Armut war im reichen Bern ein ständiges Problem – auch wenn die sozialen Unterschiede in der Eidgenossenschaft nicht so weit auseinander lagen wie in Frankreich. Der Staat Bern, schrieb der Historiker François de Capitani in seinem Buch Festliches Essen und Trinken im alten Bern, »versuchte schon im 18. Jahrhundert, Hungerkrisen in grossem Stil vorzubeugen. Vorratshäuser wurden angelegt, im Ausland wurde Getreide gekauft und der Anbau von neuen Nahrungsmitteln propagiert […]. Das Kornhaus in Bern galt als Muster einer modernen Vorratshaltung. Die Landesversorgung mit den Grundnahrungsmitteln war eine Voraussetzung für das Bestehen des Staates. Auf dem Hintergrund der regelmässigen Krisen bekommt das Kornhaus eine eminente Bedeutung für das Staatsverständnis des Ancien Régime. Es war ein Symbol der politischen Macht und des Verantwortungsbewusstseins der Regierung.«
Man ist sich heute gar nicht mehr bewusst, dass in der gleichen Zeit der Kartoffelanbau Fuss fasste. Sehr langsam, vor allem bei den Bauern und der einfachen Bevölkerung, die der Knolle nicht trauen mochten und erst nach langem Zögern stärker in den Kartoffelanbau investierten. Vor allem nach der Hungersnot von 1770-71. Andere Produkte waren schneller akzeptiert. Vor allem Mediterranes wie Zitrone und Exotisches aus der Neuen Welt wie Cacao.
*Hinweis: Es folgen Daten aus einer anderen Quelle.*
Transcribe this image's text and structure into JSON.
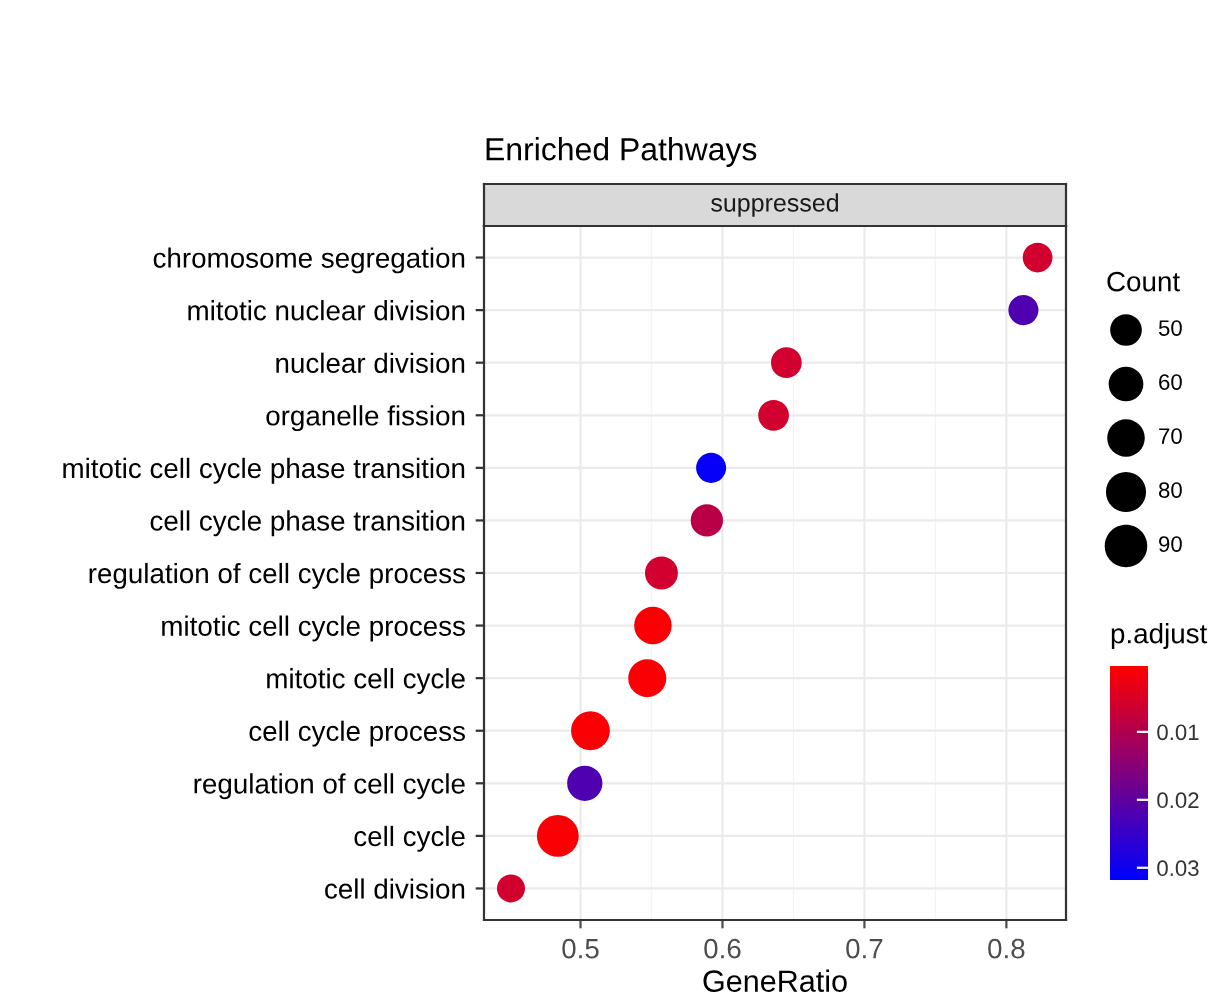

Eine Zitrone kostete gut fünf Franken, das konnte sich auch eine nicht allzu reiche Bürgerfamilie leisten. Man schälte die Zitronen und schnitt sie in Scheiben, legte sie auf einer Platte aus, bestreute sie mit Zucker und goss sauberes Wasser darüber. Dann stellte man die Salade de citrons über Nacht kühl und servierte die süss-saure Delikatesse am nächsten Tag zu Rôti, Braten.
Thunfisch wurde nach dem Fang in Öl konserviert und über die Handelsrouten vertrieben. Wer sich den teuren Fisch vom Mittelmeer nicht leisten konnte, imitierte ihn: Man garte in Bouillon Kalbfleisch, bestrich es noch heiss mit Sardellenpaste und liess es über Nacht in Olivenöl ziehen. Anders als heute war im Ancien Régime Kalbfleisch viel billiger als Schweinefleisch – die Schweinemast nahm erst mit dem Kartoffelanbau, der Verbreitung von Talkäsereien und der wachsenden Bevölkerung Fahrt auf.
»Veau déguisé en Thon«
»Kalb als Thon verkleidet«, für 8 Personen (Waadt, Ende 18. Jahrhundert)
1 kg Kalbshuft, 1 Dose Sardellenfilets, weisse Pfefferkörner, 3 Lorbeerblätter, Olivenöl, Salz, Bouillon
Die Huft in Schnitzel schneiden und zwischen Metzgerpapier dünn ausklopfen. Leicht salzen, dann jedes einzeln aufrollen. In eine feuerfeste Schale schichten und mit einer leichten Bouillon knapp bedecken. Pfefferkörner und Lorbeerblätter hineingeben. Das Ganze bei 180°C ca. 50 Minuten lang im Ofen garen.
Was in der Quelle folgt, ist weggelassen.